The first time I heard of Driftwood Magazine was a little over a year ago, when the team started rolling out their social media profiles, with the blurb “travel and culture for the graduated vegan.” Over the following months, they started releasing more information that would lead up to a successful subscription drive on Kickstarter, and just recently, the first issue.
Driftwood creator Holly Feral set out to create a publication that, as the tagline says, goes beyond veganism 101, with quality stories, design, and printing to match. This isn’t a magazine that your friends put together in 3 weeks then printed and bound at Kinko’s. Driftwood spent over a year building a solid foundation of quality content, partners, advertisers, subscribers, and campaigns, including the Vegan Faces project. Much of their funding came from their Kickstarter subscription drive (more “magazine pre-order” than “here’s a shoutout on YouTube for $45”).
Like many people these days, I get most of my news online and subscribe to just a few magazines each year (though, like any magazine now, Driftwood offers both print and digital subscriptions). After my various newsfeeds are inundated with “top 10” listicles each day, it’s refreshing to pick up a magazine and find a collection of well-planned stories, guides, and conversations.
The stories in Driftwood represent a variety of topics tied together by the editorial layout and thoughtful, narrative writing. The first issue contains articles like “Bounties of the Danube: Eating your way through Budapest,” artist features, a vegan perspective of rural South Korea, and a profile on world-famous graphic novelist Nicole J. Georges. I, along with many others, are grateful for the amount of mindfulness, care, and precision with which the Driftwood team is approaching the magazine. The only numbered list you’ll find in this issue is about packing essentials for a Nepalese excursion. If you’re looking for lists of egg replacers or factory farm facts, look elsewhere.

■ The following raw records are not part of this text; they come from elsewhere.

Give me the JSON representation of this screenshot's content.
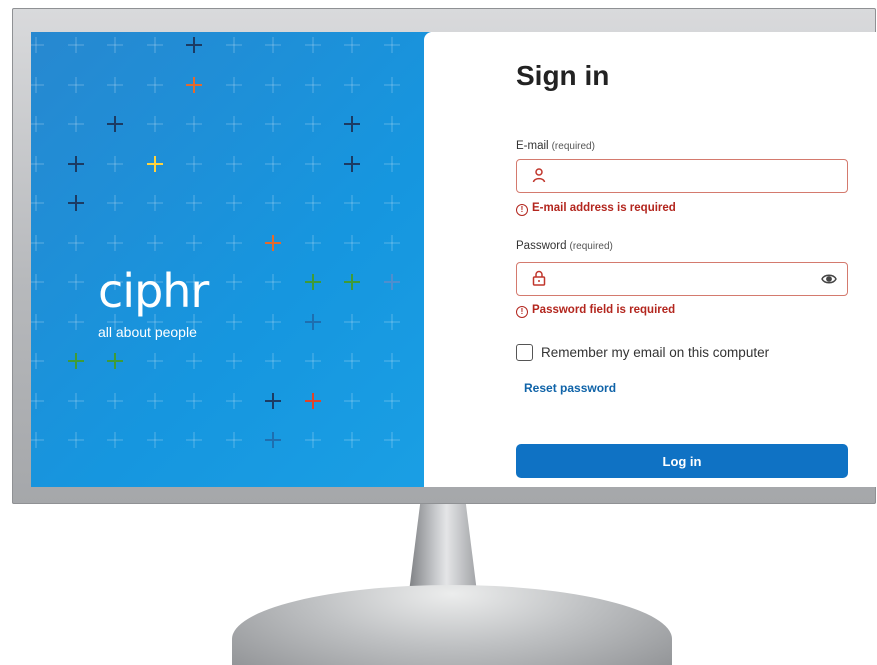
{
  "brand": {
    "logo_text": "ciphr",
    "tagline": "all about people",
    "panel_color": "#1696df"
  },
  "form": {
    "title": "Sign in",
    "email": {
      "label": "E-mail",
      "required_note": "(required)",
      "value": "",
      "icon": "user-icon",
      "error": "E-mail address is required"
    },
    "password": {
      "label": "Password",
      "required_note": "(required)",
      "value": "",
      "icon": "lock-icon",
      "toggle_icon": "eye-icon",
      "error": "Password field is required"
    },
    "remember_label": "Remember my email on this computer",
    "remember_checked": false,
    "reset_link": "Reset password",
    "login_label": "Log in"
  },
  "colors": {
    "accent": "#0f72c4",
    "error": "#b3261e",
    "link": "#0f63a8"
  }
}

I was lucky enough to play a role in Driftwood’s first issue. Managing Editor (and Vida Vegan Con organizer extraordinaire, author of Vegtastic Voyage) Michele Truty and I teamed up for a story on Upton’s Naturals here in Chicago. While seitan is great and all, Michele took the focus off the food and put it on the hows, whys, and whats of Upton’s, and the people behind it all. Michele did the interviewing and the writing, I provided the photography, and we both encouraged the dogs to strike a pose.
The preliminary form of Upton’s started 10 years ago, and now exists as a three-story building in Chicago that was built from the ground up to house the seitan factory, Upton’s Breakroom the restaurant, and a living space for president and VP, Dan Staackmann and Nicole Sopko. While based in Chicago, Upton’s is available across the U.S. and is becoming global with the release of the new jackfruit products.
For more of this story, and a whole lot more, grab the first issue of Driftwood.
Driftwood has created something that previously did not exist, and can’t be reproduced with some adept Googling. For everyone who’s graduated from reading about the health benefits of tofu or the best places to eat in Portland, pick up a copy.
Thank you, Driftwood for creating a resource, a collection of quality writing and imagery, a travel guide, and a piece that can hold its own on coffee tables around the world.